Proposition minimale où beaucoup se reconnaîtront : un poète veut se dire par les mots.
Eric Sautou, non : il lui suffit de dire des mots.
Un des poèmes qui semble s’y attacher le plus obstinément se présente comme une liste de termes ou d’expressions, rarement seuls, mais toujours sur un principe de juxtaposition, dominant dans la poésie de cet auteur et exacerbé ici par la présentation sur la page :
(…)
L’intention. Une intention secrète.
Les cierges (délicats).
L’émerveillement. Le soir qui vient. Le repli.
L’indécision. L’oppresseur.
La statue du commandeur.
L’espace mental. Remuer les cendres. L’ivresse légère.
La ponctuation. Le dénuement. La typographie. Les aveux.
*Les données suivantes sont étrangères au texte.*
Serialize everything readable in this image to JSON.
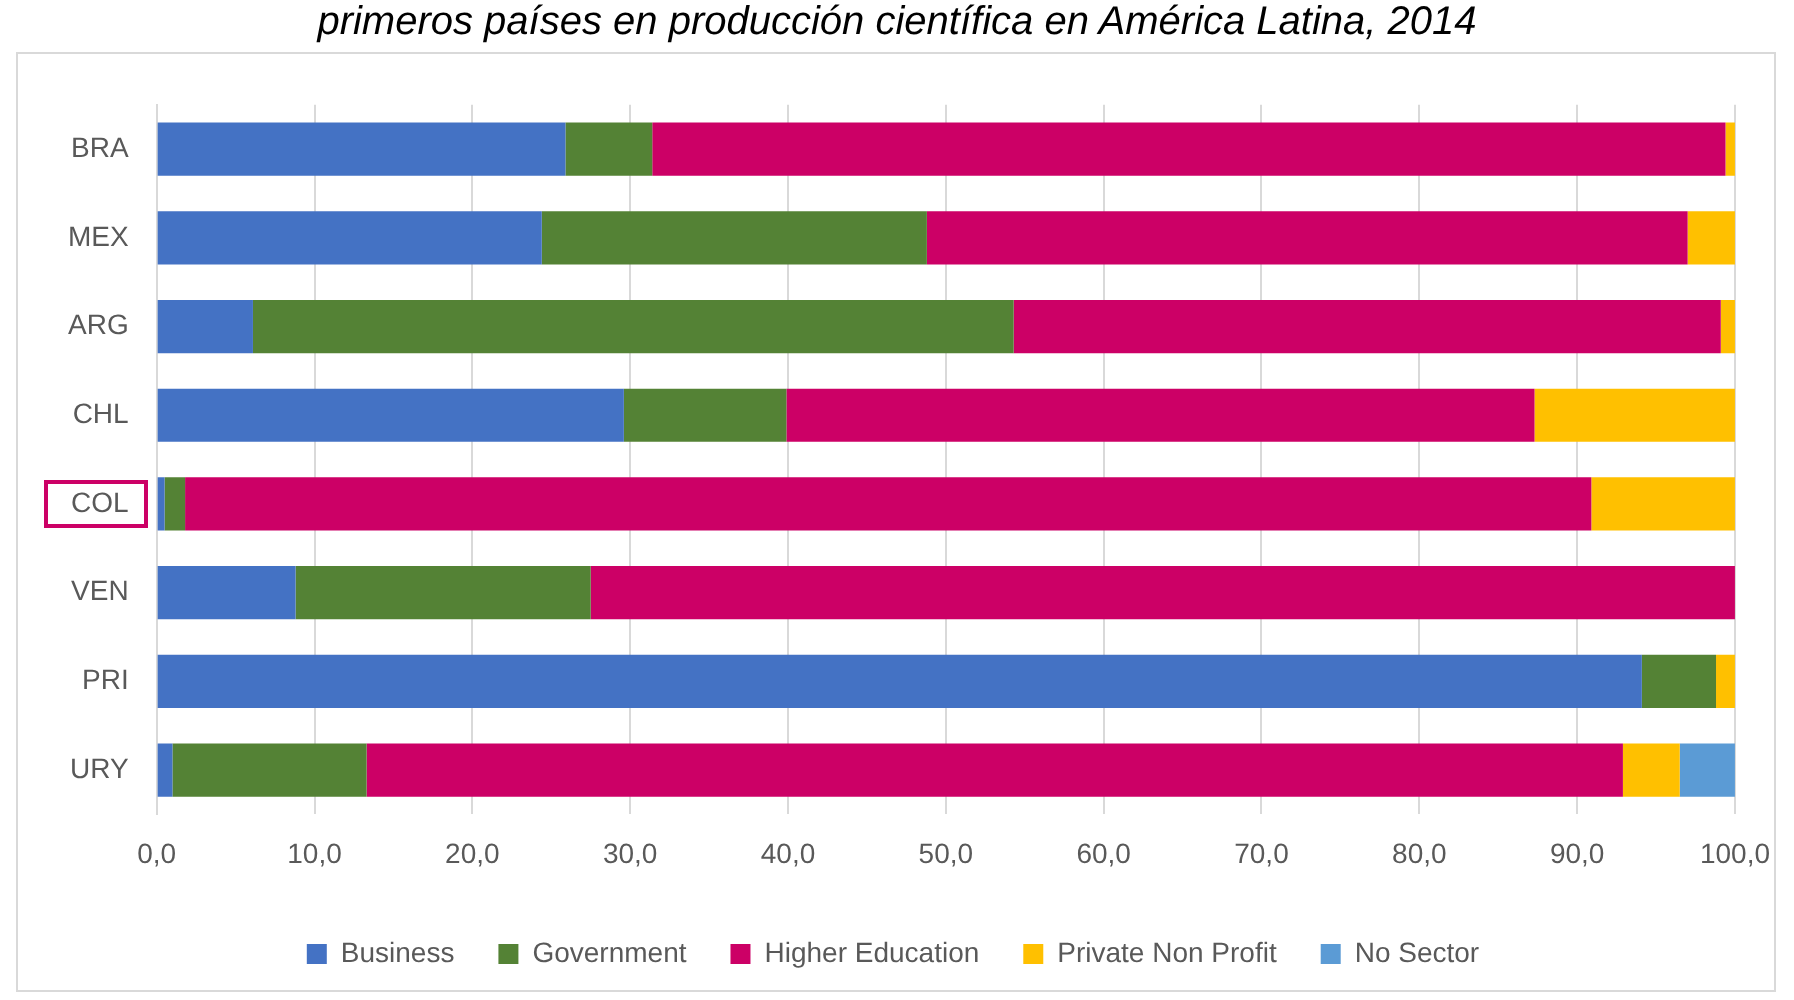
{
  "chart_data": {
    "type": "bar",
    "orientation": "horizontal",
    "stacked": true,
    "title": "primeros países en producción científica en América Latina, 2014",
    "categories": [
      "BRA",
      "MEX",
      "ARG",
      "CHL",
      "COL",
      "VEN",
      "PRI",
      "URY"
    ],
    "series": [
      {
        "name": "Business",
        "color": "#4472c4",
        "values": [
          25.9,
          24.4,
          6.1,
          29.6,
          0.5,
          8.8,
          94.1,
          1.0
        ]
      },
      {
        "name": "Government",
        "color": "#548235",
        "values": [
          5.5,
          24.4,
          48.2,
          10.3,
          1.3,
          18.7,
          4.7,
          12.3
        ]
      },
      {
        "name": "Higher Education",
        "color": "#cc0066",
        "values": [
          68.0,
          48.2,
          44.8,
          47.4,
          89.1,
          72.5,
          null,
          79.6
        ]
      },
      {
        "name": "Private Non Profit",
        "color": "#ffc000",
        "values": [
          0.6,
          3.0,
          0.9,
          12.7,
          9.1,
          null,
          1.2,
          3.6
        ]
      },
      {
        "name": "No Sector",
        "color": "#5b9bd5",
        "values": [
          null,
          null,
          null,
          null,
          null,
          null,
          null,
          3.5
        ]
      }
    ],
    "xlim": [
      0,
      100
    ],
    "xticks": [
      {
        "value": 0,
        "label": "0,0"
      },
      {
        "value": 10,
        "label": "10,0"
      },
      {
        "value": 20,
        "label": "20,0"
      },
      {
        "value": 30,
        "label": "30,0"
      },
      {
        "value": 40,
        "label": "40,0"
      },
      {
        "value": 50,
        "label": "50,0"
      },
      {
        "value": 60,
        "label": "60,0"
      },
      {
        "value": 70,
        "label": "70,0"
      },
      {
        "value": 80,
        "label": "80,0"
      },
      {
        "value": 90,
        "label": "90,0"
      },
      {
        "value": 100,
        "label": "100,0"
      }
    ],
    "grid": "x",
    "legend": "bottom"
  }
}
La seule (intimité). La douce (promesse).
(…)[1]
Certes, le titre de la sous-partie, « Souvenirs », et celui du recueil, Les Vacances, pourraient nous amener à y lire une succession d’instantanés fabuleux remontant à la mémoire, nous y raterions toutefois, à mon sens, ce que ces six pages accomplissent : non pas la litanie de ce qu’on a retenu du passé, mais une mise en bouche de mots prononçables sans trahir le blanc de la page, blanc décisif car il nous rappelle que nous sommes d’abord des blocs de silence. Silence terriblement compliqué. L’énumération tente d’en dénouer les nœuds, de l’apaiser un peu en lui faisant écho puisqu’elle enchaîne des variations sur le motif de la retenue ; chacun de ses éléments donne donc raison, un par un, à tous les silences qui se sont emparés de nous.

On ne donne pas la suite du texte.